Aerie Pharmaceuticals (NASDAQ: AERI) is on a winning streak.
This month, the stock is up 31%—nearly 13% year-to-date—and has roared past its December 2017 high. After breaking above its 52-week high late last week, the company’s market cap rose to well over $2 billion.
AERI is an ophthalmic pharmaceutical company that is focused on the discovery, development, and commercialization of therapies for the treatment of glaucoma and other eye diseases.
According to the company, glaucoma is a $3 billion market in the U.S., and its new drug could prove to be a valuable adjunct therapy in the treatment of the disease.
The company’s first drug, Rhopressa, was approved in December 2017, and so far has had a very positive launch. The approval arrived two months ahead of schedule, and was approved for the reduction of elevated intraocular pressure in patients with open-angle glaucoma.
According to the company’s last earnings presentation, weekly Rhopressa prescriptions—at least for the first 7 weeks the medication has been on the market—have experienced a steady uptick, with 1,189 prescriptions already written.
— bart grenier (@GrenierBart) June 22, 2018
Rhopressa was classified as a new class of drug, giving it a first-to-market advantage ahead of any other drugs that may enter the same classification.
“Rhopressa has been classified as a new drug class. It’s called ophthalmic rho-kinase inhibitors. Now this is important as it facilities the addition to formularies. So it’s not like considered a prostaglandin or any known class, this gives us a totally different class of compound in which we’re the sole product in that class,” from the company’s latest earnings call.
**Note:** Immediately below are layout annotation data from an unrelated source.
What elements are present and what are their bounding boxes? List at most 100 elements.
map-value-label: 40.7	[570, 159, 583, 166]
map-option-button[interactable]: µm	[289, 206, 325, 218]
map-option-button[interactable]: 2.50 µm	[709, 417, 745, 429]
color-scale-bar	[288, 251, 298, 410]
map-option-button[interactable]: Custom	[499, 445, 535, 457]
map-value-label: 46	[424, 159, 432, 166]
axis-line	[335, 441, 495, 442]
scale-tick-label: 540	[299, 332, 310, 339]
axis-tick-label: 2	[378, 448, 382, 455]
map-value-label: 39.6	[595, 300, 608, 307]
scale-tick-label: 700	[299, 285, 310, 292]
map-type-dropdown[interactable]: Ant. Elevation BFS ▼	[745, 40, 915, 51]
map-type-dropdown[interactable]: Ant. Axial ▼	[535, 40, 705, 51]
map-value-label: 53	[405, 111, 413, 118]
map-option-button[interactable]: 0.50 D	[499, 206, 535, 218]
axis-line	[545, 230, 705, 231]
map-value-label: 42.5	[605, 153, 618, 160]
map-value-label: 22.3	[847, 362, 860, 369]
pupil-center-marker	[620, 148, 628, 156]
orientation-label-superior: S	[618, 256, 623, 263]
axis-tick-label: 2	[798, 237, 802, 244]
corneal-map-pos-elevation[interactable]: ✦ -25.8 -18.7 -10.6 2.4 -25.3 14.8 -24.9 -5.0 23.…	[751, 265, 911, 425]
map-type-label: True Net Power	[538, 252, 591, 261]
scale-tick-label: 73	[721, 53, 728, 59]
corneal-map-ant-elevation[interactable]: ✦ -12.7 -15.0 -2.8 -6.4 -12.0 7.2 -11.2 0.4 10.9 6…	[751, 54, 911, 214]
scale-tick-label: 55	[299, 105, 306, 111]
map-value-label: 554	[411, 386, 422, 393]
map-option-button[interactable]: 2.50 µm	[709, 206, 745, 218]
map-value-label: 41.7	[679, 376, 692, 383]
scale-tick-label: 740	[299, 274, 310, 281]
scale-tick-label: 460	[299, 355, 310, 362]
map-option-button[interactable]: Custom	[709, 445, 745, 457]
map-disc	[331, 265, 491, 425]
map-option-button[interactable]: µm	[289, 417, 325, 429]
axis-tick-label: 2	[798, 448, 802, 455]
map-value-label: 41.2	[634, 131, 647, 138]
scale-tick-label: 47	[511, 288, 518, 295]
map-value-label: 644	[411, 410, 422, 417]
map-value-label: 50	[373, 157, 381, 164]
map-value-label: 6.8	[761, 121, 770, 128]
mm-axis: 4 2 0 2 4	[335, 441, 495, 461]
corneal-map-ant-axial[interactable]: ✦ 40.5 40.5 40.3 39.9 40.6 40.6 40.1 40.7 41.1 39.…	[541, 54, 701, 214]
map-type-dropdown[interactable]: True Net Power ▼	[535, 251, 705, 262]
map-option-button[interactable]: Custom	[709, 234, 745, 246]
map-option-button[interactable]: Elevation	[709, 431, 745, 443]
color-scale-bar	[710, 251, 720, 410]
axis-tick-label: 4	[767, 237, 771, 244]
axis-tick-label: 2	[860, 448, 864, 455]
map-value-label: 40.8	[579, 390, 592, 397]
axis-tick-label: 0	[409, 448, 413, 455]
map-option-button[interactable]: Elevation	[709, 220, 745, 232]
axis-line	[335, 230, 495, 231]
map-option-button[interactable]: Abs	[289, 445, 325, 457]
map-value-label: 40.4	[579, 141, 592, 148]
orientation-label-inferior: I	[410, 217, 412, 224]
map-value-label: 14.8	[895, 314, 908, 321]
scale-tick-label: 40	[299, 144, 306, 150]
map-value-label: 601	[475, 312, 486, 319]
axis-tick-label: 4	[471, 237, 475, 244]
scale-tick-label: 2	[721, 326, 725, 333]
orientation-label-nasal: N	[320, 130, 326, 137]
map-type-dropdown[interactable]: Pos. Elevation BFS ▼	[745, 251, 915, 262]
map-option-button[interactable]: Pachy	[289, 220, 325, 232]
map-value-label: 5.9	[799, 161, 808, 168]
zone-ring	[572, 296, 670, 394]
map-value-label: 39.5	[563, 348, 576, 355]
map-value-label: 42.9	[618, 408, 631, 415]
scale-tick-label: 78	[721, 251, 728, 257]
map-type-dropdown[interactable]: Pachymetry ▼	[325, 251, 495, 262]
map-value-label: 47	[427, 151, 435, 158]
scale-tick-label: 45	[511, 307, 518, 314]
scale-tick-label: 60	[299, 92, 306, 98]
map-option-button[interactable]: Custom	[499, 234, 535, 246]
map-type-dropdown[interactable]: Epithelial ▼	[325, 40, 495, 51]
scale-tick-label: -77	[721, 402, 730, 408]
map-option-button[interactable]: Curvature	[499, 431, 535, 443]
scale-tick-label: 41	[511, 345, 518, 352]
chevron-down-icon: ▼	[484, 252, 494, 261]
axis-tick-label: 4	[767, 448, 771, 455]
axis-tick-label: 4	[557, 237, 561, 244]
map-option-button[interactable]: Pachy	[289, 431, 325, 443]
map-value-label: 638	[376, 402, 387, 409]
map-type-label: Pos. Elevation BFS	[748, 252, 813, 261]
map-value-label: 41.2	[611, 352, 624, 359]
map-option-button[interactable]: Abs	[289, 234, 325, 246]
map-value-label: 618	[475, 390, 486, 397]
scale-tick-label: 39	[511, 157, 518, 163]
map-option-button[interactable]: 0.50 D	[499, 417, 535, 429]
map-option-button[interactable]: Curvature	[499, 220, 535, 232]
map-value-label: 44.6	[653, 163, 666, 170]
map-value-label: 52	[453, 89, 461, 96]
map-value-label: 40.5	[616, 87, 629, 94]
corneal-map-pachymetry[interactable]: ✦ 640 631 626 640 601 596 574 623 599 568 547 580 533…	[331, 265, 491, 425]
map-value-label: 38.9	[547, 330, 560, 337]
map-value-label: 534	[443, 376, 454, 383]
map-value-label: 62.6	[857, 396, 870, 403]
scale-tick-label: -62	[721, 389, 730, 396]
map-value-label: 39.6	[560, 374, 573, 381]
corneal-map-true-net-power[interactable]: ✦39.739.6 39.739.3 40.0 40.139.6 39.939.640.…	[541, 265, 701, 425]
The company is also evaluating a second drug, Roclatan, a once-daily, quadruple-action fixed-dose combination of Rhopressa and Xalatan. Aerie initiated a phase III trial in the third quarter of 2017 as it prepared for regulatory submission in Europe, and it’s expected that the company will file a new drug application for the product later this year.
Down the pipeline, the company is further developing its retina program candidates, including AR-13503—a rho-kinase and protein kinase C inhibitor implant—and AR-1105, a dexamethasone steroid implant.
The average analyst price target for AERI is $81.75 in the next 12 months, or 21% higher than today’s price on the promise of Rhopressa and the other treatments in Aerie’s pipeline.
But the most pressing concern for investors is the company’s path to profitability.
Right now, analysts expect that AERI is near breakeven, with the final loss in 2019 before turning a profit of $35.7 million in 2020. To meet this expectation, the company would need to have an average annual growth rate of nearly 68%. If this projection turns out to be too optimistic and the company doesn’t reach profitability until later than expected, the stock may be hit hard.
But, a high growth rate isn’t unusual in this industry, especially when a company has a hot new drug on the market – which AERI does. The company could very well have a massive 2018 with Rhopressa hitting the market and potentially Roclatan launching as well.
AERI looks like a great short-term trade with a quick profit for 2018, though it remains to be seen how the company will fare in 2019 and beyond.